The government has been forced to set up 1,070 temporary cells since March last year to create more room for solitary confinement and ease the pressure on stretched prison facilities. However, campaigners say while necessary, the move was a sticking plaster and that ministers must commit to improving and modernising the country’s prison estate as a matter of urgency. 

Some prisons were built by the Victorians two centuries ago, while others like HMP Bure in Norfolk started life as something totally different: in this case, an RAF base created during the Second World War.

They have small cells and narrow corridors, meaning inmates are tightly packed and there is often scant ventilation. Prisoners frequently report broken showers and faulty kitchen appliances. 

The dilapidation is compounded by England and Wales having the third largest prison population in Europe, behind only Russia and Turkey.

“Just as other public services were found out by the pandemic, prisons absolutely were,” Dawson says. “We’ve had prisons that were overcrowded 20 to 25 per cent over the last three decades and no government has tackled it. The level of overcrowding has never significantly altered. Whatever the conditions of the buildings, there are too many people in them”. 

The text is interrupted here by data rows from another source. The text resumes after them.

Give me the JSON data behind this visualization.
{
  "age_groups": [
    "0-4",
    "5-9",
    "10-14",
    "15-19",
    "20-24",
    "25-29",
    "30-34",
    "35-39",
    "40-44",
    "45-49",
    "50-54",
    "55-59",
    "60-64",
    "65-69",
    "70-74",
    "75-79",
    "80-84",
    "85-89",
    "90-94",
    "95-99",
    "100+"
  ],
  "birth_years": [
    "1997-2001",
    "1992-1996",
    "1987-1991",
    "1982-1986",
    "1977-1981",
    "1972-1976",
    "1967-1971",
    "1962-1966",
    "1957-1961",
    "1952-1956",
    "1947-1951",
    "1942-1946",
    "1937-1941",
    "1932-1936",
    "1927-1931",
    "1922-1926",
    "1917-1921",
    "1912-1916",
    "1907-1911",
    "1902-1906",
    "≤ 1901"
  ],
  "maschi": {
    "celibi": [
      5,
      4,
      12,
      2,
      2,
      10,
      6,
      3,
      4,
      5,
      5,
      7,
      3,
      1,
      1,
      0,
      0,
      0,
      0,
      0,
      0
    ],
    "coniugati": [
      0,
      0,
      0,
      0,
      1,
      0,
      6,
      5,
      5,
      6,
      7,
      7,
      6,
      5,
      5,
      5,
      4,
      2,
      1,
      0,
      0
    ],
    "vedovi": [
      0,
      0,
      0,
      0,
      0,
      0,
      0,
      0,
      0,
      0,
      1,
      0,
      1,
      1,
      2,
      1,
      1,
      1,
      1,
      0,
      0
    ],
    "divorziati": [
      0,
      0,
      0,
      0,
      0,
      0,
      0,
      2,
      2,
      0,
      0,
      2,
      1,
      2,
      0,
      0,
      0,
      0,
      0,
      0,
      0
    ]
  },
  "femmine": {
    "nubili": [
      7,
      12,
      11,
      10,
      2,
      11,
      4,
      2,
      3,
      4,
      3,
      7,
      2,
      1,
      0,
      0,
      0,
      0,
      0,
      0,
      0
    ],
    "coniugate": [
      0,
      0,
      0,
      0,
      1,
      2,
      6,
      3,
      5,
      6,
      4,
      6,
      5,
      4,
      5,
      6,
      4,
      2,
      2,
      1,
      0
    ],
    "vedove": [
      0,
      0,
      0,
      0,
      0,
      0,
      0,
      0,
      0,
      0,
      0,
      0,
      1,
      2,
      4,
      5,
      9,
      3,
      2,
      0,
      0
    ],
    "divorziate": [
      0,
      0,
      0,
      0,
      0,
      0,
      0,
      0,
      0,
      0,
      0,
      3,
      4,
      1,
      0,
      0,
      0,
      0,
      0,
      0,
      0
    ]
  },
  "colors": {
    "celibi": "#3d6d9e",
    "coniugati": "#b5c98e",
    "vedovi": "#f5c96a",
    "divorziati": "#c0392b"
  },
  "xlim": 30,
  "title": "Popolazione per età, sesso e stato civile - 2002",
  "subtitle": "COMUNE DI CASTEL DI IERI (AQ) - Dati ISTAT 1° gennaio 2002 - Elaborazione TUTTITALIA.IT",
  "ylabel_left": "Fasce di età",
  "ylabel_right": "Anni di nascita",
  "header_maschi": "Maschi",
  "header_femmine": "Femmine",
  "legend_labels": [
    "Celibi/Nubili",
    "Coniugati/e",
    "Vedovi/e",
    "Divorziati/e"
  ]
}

The Prison Reform Trust says the government’s refusal to temporarily release up to 4,000 low-risk inmates at the height of a pandemic was a mistake. Dawson says doing so would have gone a long way to easing the pressure on prisons and would probably have reduced the number of infections. 

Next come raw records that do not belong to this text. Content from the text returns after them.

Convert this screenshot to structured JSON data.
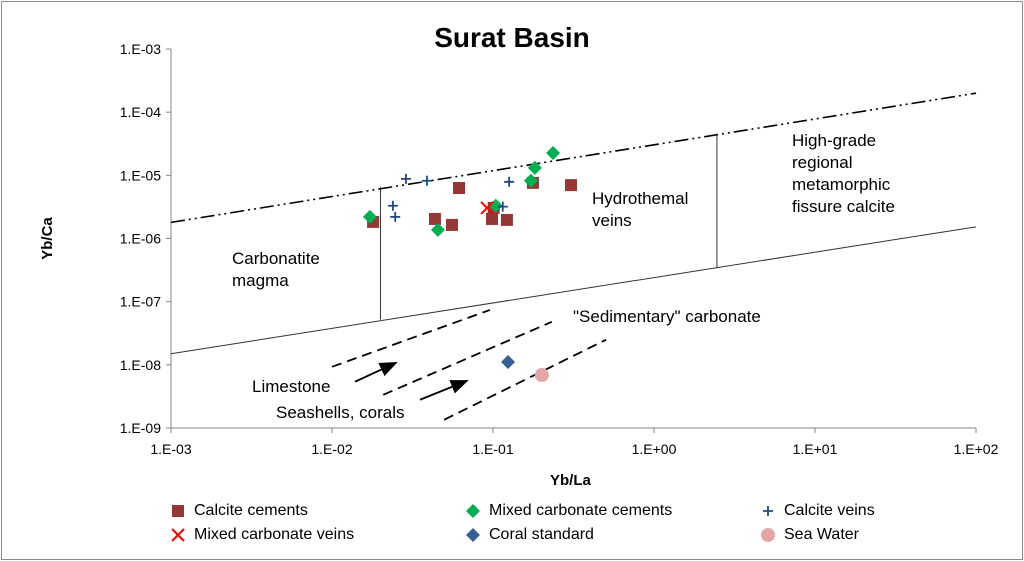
{
  "chart_data": {
    "type": "scatter",
    "title": "Surat Basin",
    "xlabel": "Yb/La",
    "ylabel": "Yb/Ca",
    "x_scale": "log",
    "y_scale": "log",
    "xlim": [
      0.001,
      100
    ],
    "ylim": [
      1e-09,
      0.001
    ],
    "x_ticks": [
      "1.E-03",
      "1.E-02",
      "1.E-01",
      "1.E+00",
      "1.E+01",
      "1.E+02"
    ],
    "y_ticks": [
      "1.E-09",
      "1.E-08",
      "1.E-07",
      "1.E-06",
      "1.E-05",
      "1.E-04",
      "1.E-03"
    ],
    "grid": false,
    "legend_position": "bottom",
    "series": [
      {
        "name": "Calcite cements",
        "marker": "square",
        "color": "#953735",
        "points": [
          [
            0.018,
            1.83e-06
          ],
          [
            0.0436,
            2.04e-06
          ],
          [
            0.0556,
            1.64e-06
          ],
          [
            0.0615,
            6.3e-06
          ],
          [
            0.0986,
            2.04e-06
          ],
          [
            0.101,
            3.05e-06
          ],
          [
            0.122,
            1.97e-06
          ],
          [
            0.177,
            7.6e-06
          ],
          [
            0.305,
            7e-06
          ]
        ]
      },
      {
        "name": "Mixed carbonate cements",
        "marker": "diamond",
        "color": "#00B050",
        "points": [
          [
            0.0172,
            2.2e-06
          ],
          [
            0.0455,
            1.37e-06
          ],
          [
            0.104,
            3.3e-06
          ],
          [
            0.172,
            8.2e-06
          ],
          [
            0.182,
            1.31e-05
          ],
          [
            0.236,
            2.26e-05
          ]
        ]
      },
      {
        "name": "Calcite veins",
        "marker": "plus",
        "color": "#1F497D",
        "points": [
          [
            0.0288,
            8.8e-06
          ],
          [
            0.0389,
            8.2e-06
          ],
          [
            0.0239,
            3.3e-06
          ],
          [
            0.0247,
            2.2e-06
          ],
          [
            0.126,
            7.9e-06
          ],
          [
            0.115,
            3.2e-06
          ]
        ]
      },
      {
        "name": "Mixed carbonate veins",
        "marker": "x",
        "color": "#FF0000",
        "points": [
          [
            0.0918,
            3.05e-06
          ]
        ]
      },
      {
        "name": "Coral standard",
        "marker": "diamond",
        "color": "#376092",
        "points": [
          [
            0.124,
            1.11e-08
          ]
        ]
      },
      {
        "name": "Sea Water",
        "marker": "circle",
        "color": "#E6A5A5",
        "points": [
          [
            0.201,
            6.9e-09
          ]
        ]
      }
    ],
    "reference_lines": [
      {
        "style": "dash-dot",
        "points": [
          [
            0.001,
            1.8e-06
          ],
          [
            100,
            0.0002
          ]
        ]
      },
      {
        "style": "solid",
        "points": [
          [
            0.001,
            1.5e-08
          ],
          [
            100,
            1.53e-06
          ]
        ]
      },
      {
        "style": "solid",
        "points": [
          [
            0.02,
            5.2e-08
          ],
          [
            0.02,
            6.5e-06
          ]
        ]
      },
      {
        "style": "solid",
        "points": [
          [
            2.46,
            3.4e-07
          ],
          [
            2.46,
            4.4e-05
          ]
        ]
      },
      {
        "style": "dashed",
        "points": [
          [
            0.01,
            9.3e-09
          ],
          [
            0.0957,
            7.4e-08
          ]
        ]
      },
      {
        "style": "dashed",
        "points": [
          [
            0.0208,
            3.35e-09
          ],
          [
            0.232,
            4.8e-08
          ]
        ]
      },
      {
        "style": "dashed",
        "points": [
          [
            0.0497,
            1.35e-09
          ],
          [
            0.504,
            2.5e-08
          ]
        ]
      },
      {
        "style": "arrow",
        "points": [
          [
            0.0139,
            5.4e-09
          ],
          [
            0.025,
            1.08e-08
          ]
        ]
      },
      {
        "style": "arrow",
        "points": [
          [
            0.0352,
            2.8e-09
          ],
          [
            0.069,
            5.6e-09
          ]
        ]
      }
    ],
    "annotations": {
      "carbonatite": [
        "Carbonatite",
        "magma"
      ],
      "hydrothermal": [
        "Hydrothemal",
        "veins"
      ],
      "metamorphic": [
        "High-grade",
        "regional",
        "metamorphic",
        "fissure calcite"
      ],
      "sedimentary": "\"Sedimentary\" carbonate",
      "limestone": "Limestone",
      "seashells": "Seashells, corals"
    }
  }
}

“The fact we have not had the number deaths we expected doesn’t excuse that political failure,” he says.

There is also deep frustration with the government decision to vaccinate prison inmates and staff by age, in line with the wider community rollout. 

The Scientific Advisory Group for Emergencies (SAGE) last month warned there would be a risk of large outbreaks in prisons until there was “universal” vaccination of staff and inmates, and recommended speeding up the vaccine rollout across the estate. 

Prisons could be breeding grounds for problematic variants of the virus that could make their way into the community, SAGE says, describing them ominously as a “potential reservoir and amplifier of infection”. 

Both the Howard League and Prison Reform Trust believe the prison population should be vaccinated as a matter of priority in order to eliminate this threat. “Staff are going in and out of prisons every day, and prisoners are entering and leaving prisons every day. In that sense, they are similar to countries where the virus is still rampant,” Dawson tells The House.

“The government is not taking the opportunity to reduce that risk and I cannot see any explanation other than it would generate difficult headlines – and that’s a very poor reason when lives are at stake.”

Prisons and probation minister, Alex Chalk, says: “Our dedicated staff kept thousands of prisoners safe and supported over the last year in extremely difficult circumstances, but our thoughts remain with the family and friends of those who lost their lives. 

“Decisive action protected people but we recognise the impact of the necessary restrictions on prisoners, which is why we rolled out video calls, in-cell education and an even greater focus on wellbeing and mental health.

“While violence and self-harm continue to fall, we remain vigilant to the challenges as we begin to carefully ease restrictions over the coming months.”